The directory names map one-to-one to CLI namespaces:

| Folder         | CLI namespace           | API resource                                     |
| -------------- | ----------------------- | ------------------------------------------------ |
| `evaluators/`  | `honeyhive metrics`     | [Metrics](/v2/cli-reference/ref/metrics)         |
| `datasets/`    | `honeyhive datasets`    | [Datasets](/v2/cli-reference/ref/datasets)       |
| `datapoints/`  | `honeyhive datapoints`  | [Datapoints](/v2/cli-reference/ref/datapoints)   |
| `experiments/` | `honeyhive experiments` | [Experiments](/v2/cli-reference/ref/experiments) |

<Tip>
  "Evaluator" and "metric" are the same resource.
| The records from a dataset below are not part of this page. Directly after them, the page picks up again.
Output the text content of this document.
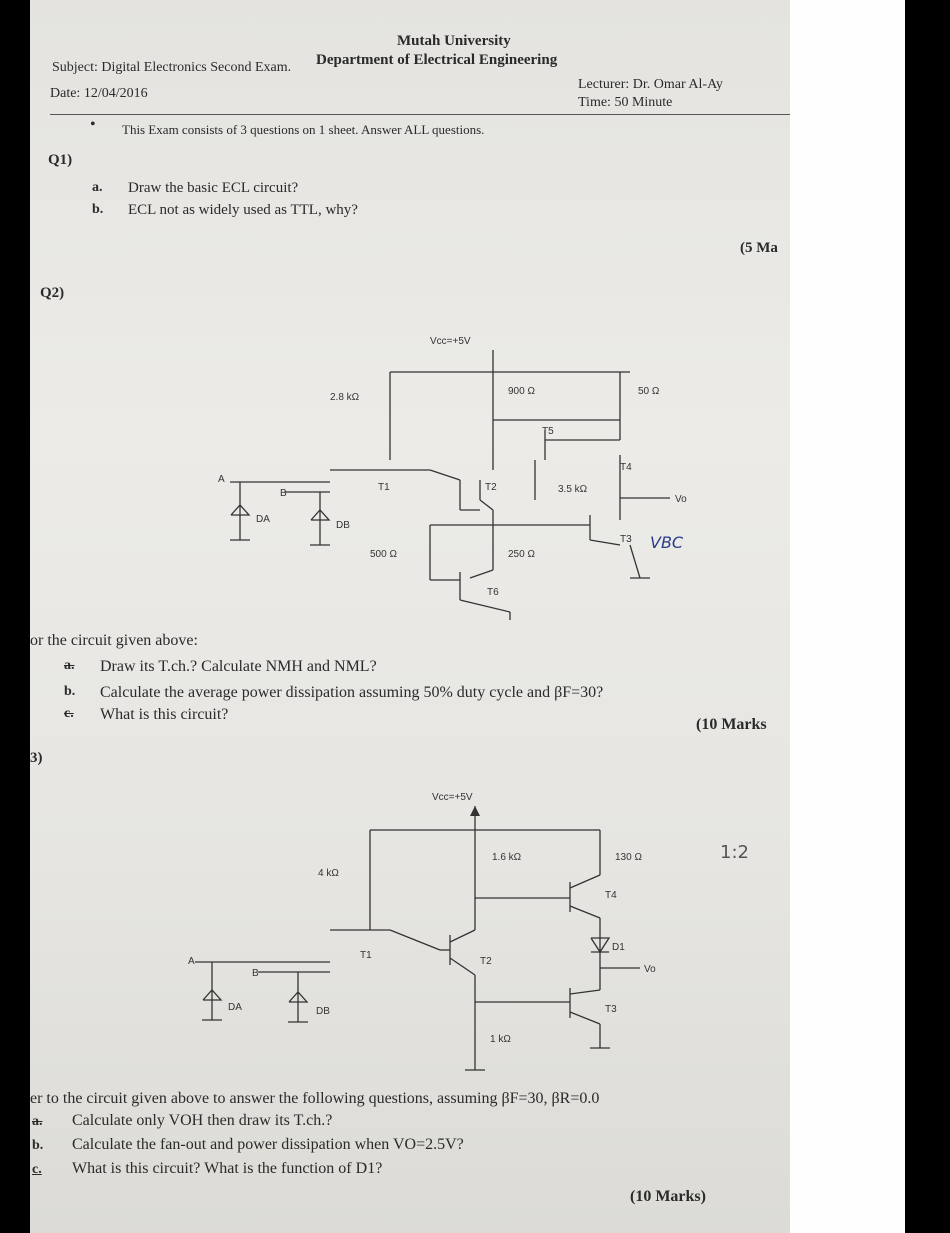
Mutah University
Department of Electrical Engineering
Subject: Digital Electronics Second Exam.
Date: 12/04/2016
Lecturer: Dr. Omar Al-Ay
Time: 50 Minute
• This Exam consists of 3 questions on 1 sheet. Answer ALL questions.
Q1)
a. Draw the basic ECL circuit?
b. ECL not as widely used as TTL, why?
(5 Ma
Q2)
Vcc=+5V
2.8 kΩ
900 Ω	50 Ω
T5
T4
3.5 kΩ
T1	T2
T3
Vo
500 Ω	250 Ω
T6
A
B
DA
DB
VBC
or the circuit given above:
a. Draw its T.ch.? Calculate NMH and NML?
b. Calculate the average power dissipation assuming 50% duty cycle and βF=30?
c. What is this circuit?
(10 Marks
3)
Vcc=+5V
4 kΩ
1.6 kΩ	130 Ω
T4
D1
Vo
T1
T2
1 kΩ
T3
A
B
DA	DB
1:2
er to the circuit given above to answer the following questions, assuming βF=30, βR=0.0
a. Calculate only VOH then draw its T.ch.?
b. Calculate the fan-out and power dissipation when VO=2.5V?
c. What is this circuit? What is the function of D1?
(10 Marks)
The product UI and docs call them evaluators; the API and CLI call them metrics.
</Tip>

## Discover the schema

Every CLI command that takes arguments supports two read-only flags:

* `--show-file-schema`, which prints the JSON Schema for the full request object (the exact shape `--filename` accepts).
* `--show-argument-schema <flag-name>`, which prints the JSON Schema for a single argument. Pass the kebab-case flag name without the leading `--`.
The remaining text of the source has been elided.